Aural Rehabilitation Intervention
- Older patients may spend time in contemplation and preparation stages, as hearing loss typically progresses slowly.
Hearing Aids
- An audiologist might select one that has easily manipulated battery compartments, especially if manual dexterity is problematic for the patient.
- Remote controls are the answer to some dexterity problems, as are hearing aids with rechargeable batteries, so that battery insertion is not an issue.
- Ample time must be devoted to instructing the patient on how to insert and remove the earmold and how to handle the hearing aid.
Cochlear Implants
- Implants lead to improved communication abilities and psychosocial benefits (Medical complications are comparable between older and younger recipients, suggesting that health-related risks are not problematic (Clark et al., 2012).
- Medical complications are comparable between older and younger recipients, suggesting that health-related risks are not problematic
Assistive Devices and Over-the-Counter Hearing Technology
- Viable alternative is to purchase an over-the-counter personal sound amplifier because hearing aids have a high cost and inconvenience.
Other Services
- Patients may participate in group aural rehabilitation programs after receiving a listening aid or even without obtaining one.
- Family members may participate in the aural rehabilitation program and they may learn how to speak with clear speech.

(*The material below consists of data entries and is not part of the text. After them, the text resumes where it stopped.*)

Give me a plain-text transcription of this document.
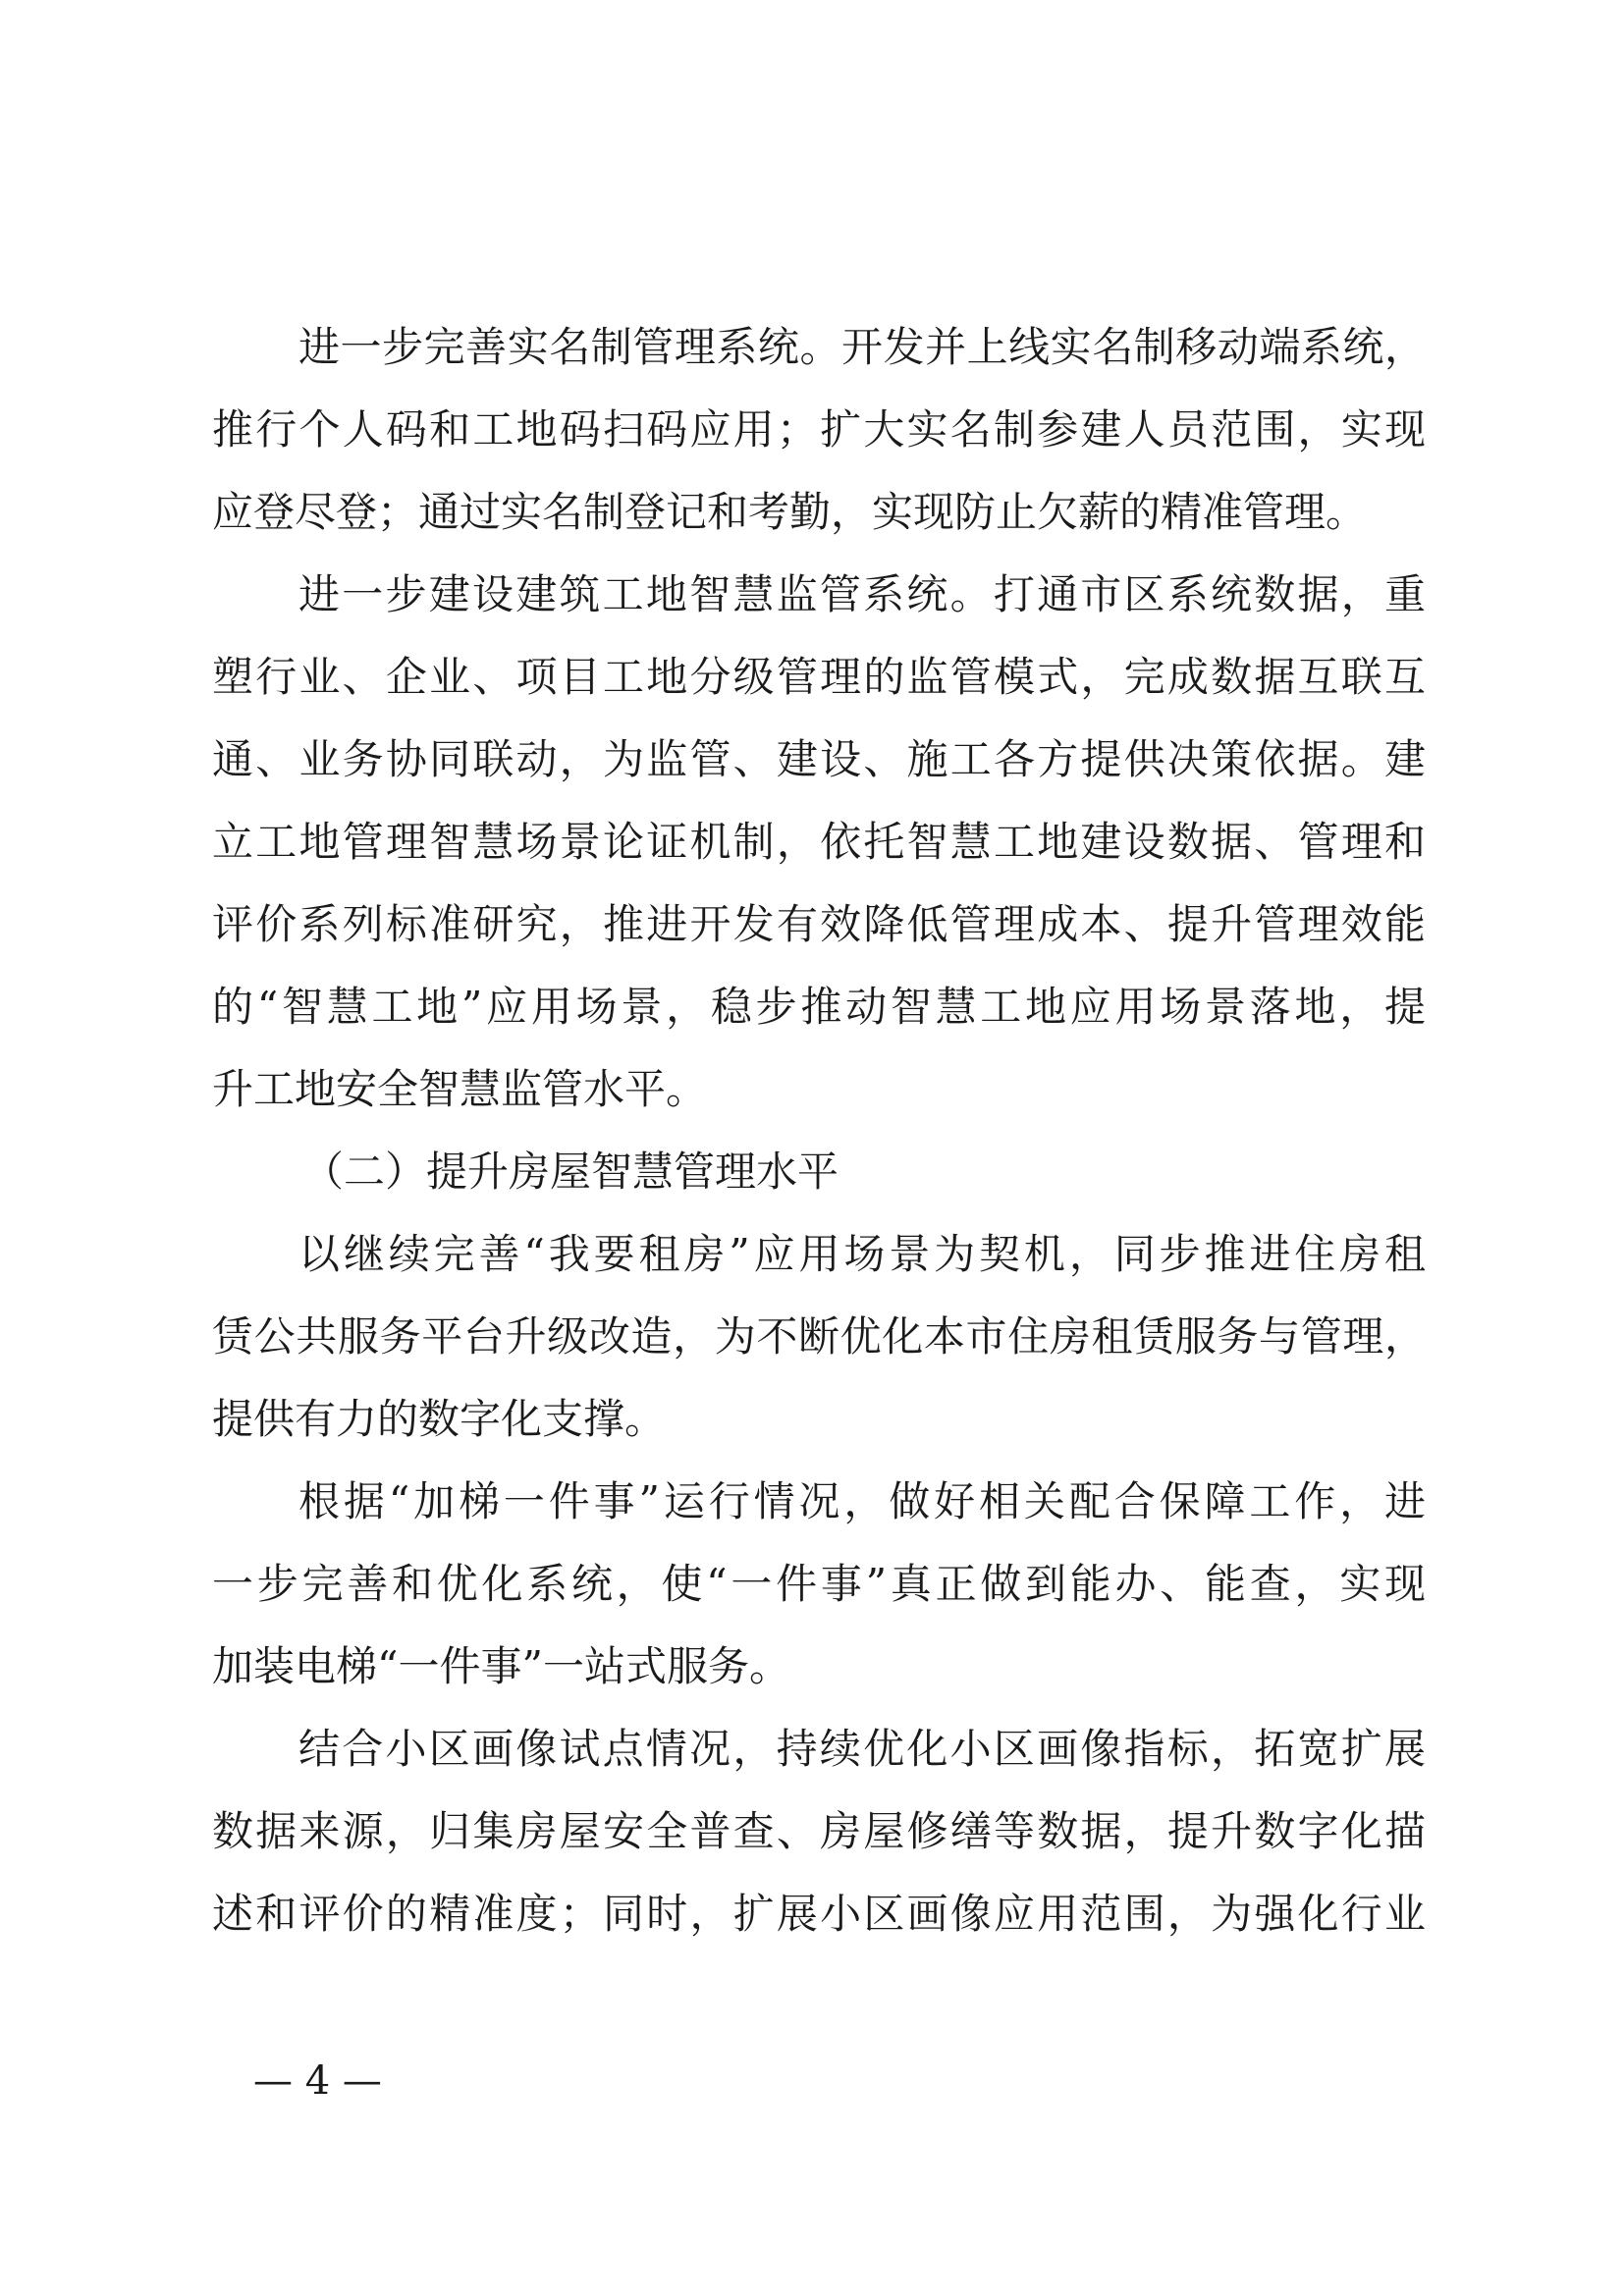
进一步完善实名制管理系统。开发并上线实名制移动端系统，
推行个人码和工地码扫码应用；扩大实名制参建人员范围，实现
应登尽登；通过实名制登记和考勤，实现防止欠薪的精准管理。
进一步建设建筑工地智慧监管系统。打通市区系统数据，重
塑行业、企业、项目工地分级管理的监管模式，完成数据互联互
通、业务协同联动，为监管、建设、施工各方提供决策依据。建
立工地管理智慧场景论证机制，依托智慧工地建设数据、管理和
评价系列标准研究，推进开发有效降低管理成本、提升管理效能
的“智慧工地”应用场景，稳步推动智慧工地应用场景落地，提
升工地安全智慧监管水平。
（二）提升房屋智慧管理水平
以继续完善“我要租房”应用场景为契机，同步推进住房租
赁公共服务平台升级改造，为不断优化本市住房租赁服务与管理，
提供有力的数字化支撑。
根据“加梯一件事”运行情况，做好相关配合保障工作，进
一步完善和优化系统，使“一件事”真正做到能办、能查，实现
加装电梯“一件事”一站式服务。
结合小区画像试点情况，持续优化小区画像指标，拓宽扩展
数据来源，归集房屋安全普查、房屋修缮等数据，提升数字化描
述和评价的精准度；同时，扩展小区画像应用范围，为强化行业
— 4 —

The Frequent Communication Partner’s Journey
- The frequent communication partner is on a journey, and will pass through a parallel series of phases as the patient.
- What is going on?—May confuse hearing loss with cognitive impairment; may experience frustration or anger as a result of less social interaction.
- Awareness—May recognize changes in family dynamics; may engage in nagging or encouragement.
- Persuasion—May help patient become aware of hearing loss; may consider the implications of moving forward.
- Validation—May consider attending the audiological examination with the patient; may begin to understand the implications of hearing loss and the commitment necessary to facilitate patient’s journey.
- Rehabilitation—May realize that hearing aids make the hearing loss public; may wonder whose loss it is and consider own role in the enablement process.
- Maintenance—May experience joy, relief, or disappointment, depending upon the outcome of rehabilitation; may realize that life has changed irrevocably.
Aural Rehabilitation in the Institutional Setting
- These adults often have other conditions besides hearing loss, including cognitive impairment and physical limitations, such as chronic pain, incontinence, and the need for feeding tubes.
- Residents also tend to be older. About 42% of residents are over the age of 85 years (Department of Health and Human Services, 2015).
Problems Associated with Providing Hearing Health Care
- Managing the hearing loss when the patient may also have dementia. Often patients with dementia also have depression, which can decrease motivation to participate in an aural rehabilitation plan.
- Preventing hearing aids from being lost as a patient may place the hearing aid in a bathrobe pocket, and the robe may end up in the laundry before the aid is removed.
- Maintaining the hearing aids (and cochlear implants and other listening devices).
- Involving the staff in the aural rehabilitation plan and providing in-service training as personnel should be aware of the communication difficulties associated with hearing loss.
- Dealing with the high turnover of facility personnel and scheduling is often difficult because staff changes occur about three times during a 24-hour shift, so all workers may not be available at any given time. Material should be presented at a level of difficulty that is appropriate for the audience and done in a way that maintains interest and attention and maintain empathy for the patient.